The purpose of this translational review was to provide evidence in the support of the natural evolution of the nomenclature of radiofrequency lesions from lesions of individualized components of the dorsal afferent pathway to, henceforth, refer to these neuroablative and/or neuromodulatory radiofrequency lesions of this linear pathway as, “Dorsal Root Entry Zone Complex (DREZC) lesions.” Review of anatomic variability, procedural limitations and complications, along with patient outcomes, all support the change to this more sensitive and inclusive terminology nomenclature. Clinically, and academically, this would be a more accurate nomenclature, whereby technological limitations for intraprocedural identification and differentiation of any one component of the DREZC to another adjacent component could be considered less clinically relevant with the new, more encompassing, nomenclature, given that clinical data show similar outcomes despite these limitations. This review demonstrates that technological limitations for intraprocedural identification and differentiation of any one component of the DREZC to another component could be considered to have limited clinical relevance since lesions of individual components of this linear dorsal sensory pathway (DREZC) have yielded similar clinical outcomes by interrupting signal transmission through the same pathway. Furthermore, to arbitrarily name presumptive individual component lesions of the DREZC inaccurately would be inappropriate. Clinically, and academically, “DREZC Lesions,” would provide a more inclusive and accurate nomenclature for collective RF lesions of the DREZC components, which can provide a cohesive direction for reporting neuroablative outcomes for DREZC lesions.

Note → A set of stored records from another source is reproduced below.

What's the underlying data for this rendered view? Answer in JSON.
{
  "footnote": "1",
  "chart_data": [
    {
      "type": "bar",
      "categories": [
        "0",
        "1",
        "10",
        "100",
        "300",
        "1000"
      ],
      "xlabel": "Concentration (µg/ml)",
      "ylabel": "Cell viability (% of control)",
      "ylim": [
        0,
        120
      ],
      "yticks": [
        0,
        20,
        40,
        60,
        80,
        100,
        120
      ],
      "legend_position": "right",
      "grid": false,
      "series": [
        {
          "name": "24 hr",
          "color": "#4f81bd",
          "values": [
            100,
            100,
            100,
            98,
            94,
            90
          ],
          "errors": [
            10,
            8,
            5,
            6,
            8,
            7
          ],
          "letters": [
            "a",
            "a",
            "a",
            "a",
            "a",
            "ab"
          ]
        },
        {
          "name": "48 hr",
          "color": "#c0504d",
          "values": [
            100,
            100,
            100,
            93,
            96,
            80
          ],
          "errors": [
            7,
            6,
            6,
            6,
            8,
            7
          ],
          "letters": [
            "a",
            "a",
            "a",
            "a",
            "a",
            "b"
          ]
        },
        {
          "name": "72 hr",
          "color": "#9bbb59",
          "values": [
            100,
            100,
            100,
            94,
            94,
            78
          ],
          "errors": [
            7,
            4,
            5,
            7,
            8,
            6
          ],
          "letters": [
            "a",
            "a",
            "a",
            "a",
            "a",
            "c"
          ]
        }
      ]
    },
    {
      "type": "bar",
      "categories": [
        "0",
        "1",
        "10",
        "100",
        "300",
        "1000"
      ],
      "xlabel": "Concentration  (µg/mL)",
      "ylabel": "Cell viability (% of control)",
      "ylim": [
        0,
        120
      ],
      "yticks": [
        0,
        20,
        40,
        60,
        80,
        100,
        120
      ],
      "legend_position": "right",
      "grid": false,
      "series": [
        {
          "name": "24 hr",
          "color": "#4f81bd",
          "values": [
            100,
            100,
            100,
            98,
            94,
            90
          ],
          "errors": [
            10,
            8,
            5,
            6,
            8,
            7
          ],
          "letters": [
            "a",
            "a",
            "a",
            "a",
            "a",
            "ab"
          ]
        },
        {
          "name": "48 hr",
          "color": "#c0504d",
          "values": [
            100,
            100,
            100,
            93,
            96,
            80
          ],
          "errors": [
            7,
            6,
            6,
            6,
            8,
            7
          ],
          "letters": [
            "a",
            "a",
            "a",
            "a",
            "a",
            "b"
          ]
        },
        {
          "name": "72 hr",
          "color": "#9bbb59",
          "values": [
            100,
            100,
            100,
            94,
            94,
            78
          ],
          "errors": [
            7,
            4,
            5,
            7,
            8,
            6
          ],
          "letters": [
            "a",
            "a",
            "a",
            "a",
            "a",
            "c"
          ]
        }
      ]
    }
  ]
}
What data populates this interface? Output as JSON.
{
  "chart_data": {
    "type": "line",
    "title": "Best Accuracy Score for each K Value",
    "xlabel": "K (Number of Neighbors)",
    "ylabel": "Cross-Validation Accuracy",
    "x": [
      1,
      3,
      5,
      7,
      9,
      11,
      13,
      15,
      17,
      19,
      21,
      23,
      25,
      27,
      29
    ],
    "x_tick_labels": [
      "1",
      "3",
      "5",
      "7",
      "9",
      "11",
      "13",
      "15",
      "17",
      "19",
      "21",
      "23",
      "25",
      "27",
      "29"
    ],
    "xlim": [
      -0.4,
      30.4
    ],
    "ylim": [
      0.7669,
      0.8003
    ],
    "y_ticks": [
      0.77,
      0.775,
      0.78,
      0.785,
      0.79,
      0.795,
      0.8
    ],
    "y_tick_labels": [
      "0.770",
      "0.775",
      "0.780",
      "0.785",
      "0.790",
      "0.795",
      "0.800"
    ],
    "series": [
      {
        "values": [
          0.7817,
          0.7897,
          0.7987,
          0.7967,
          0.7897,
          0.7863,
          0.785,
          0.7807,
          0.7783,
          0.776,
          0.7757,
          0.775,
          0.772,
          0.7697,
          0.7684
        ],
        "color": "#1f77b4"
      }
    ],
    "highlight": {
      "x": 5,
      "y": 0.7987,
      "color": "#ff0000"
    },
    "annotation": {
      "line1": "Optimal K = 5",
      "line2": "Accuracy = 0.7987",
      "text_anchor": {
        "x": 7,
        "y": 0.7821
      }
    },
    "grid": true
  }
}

Future imaging advancements may improve clinical accuracy, at which point the nomenclature may be reassessed yet again, but given today’s limitation, the evidence supports the use of the more sensitive and accurate nomenclature, DREZC lesions.

Acknowledgment

We would like to thank Viola Visnjevac for her artistic contribution to Figure 1.

Disclosure

Alaa Abd-Elsayed reports serving as a consultant for Medtronic and Avanos. The authors report no other potential conflicts of interest in this body of work.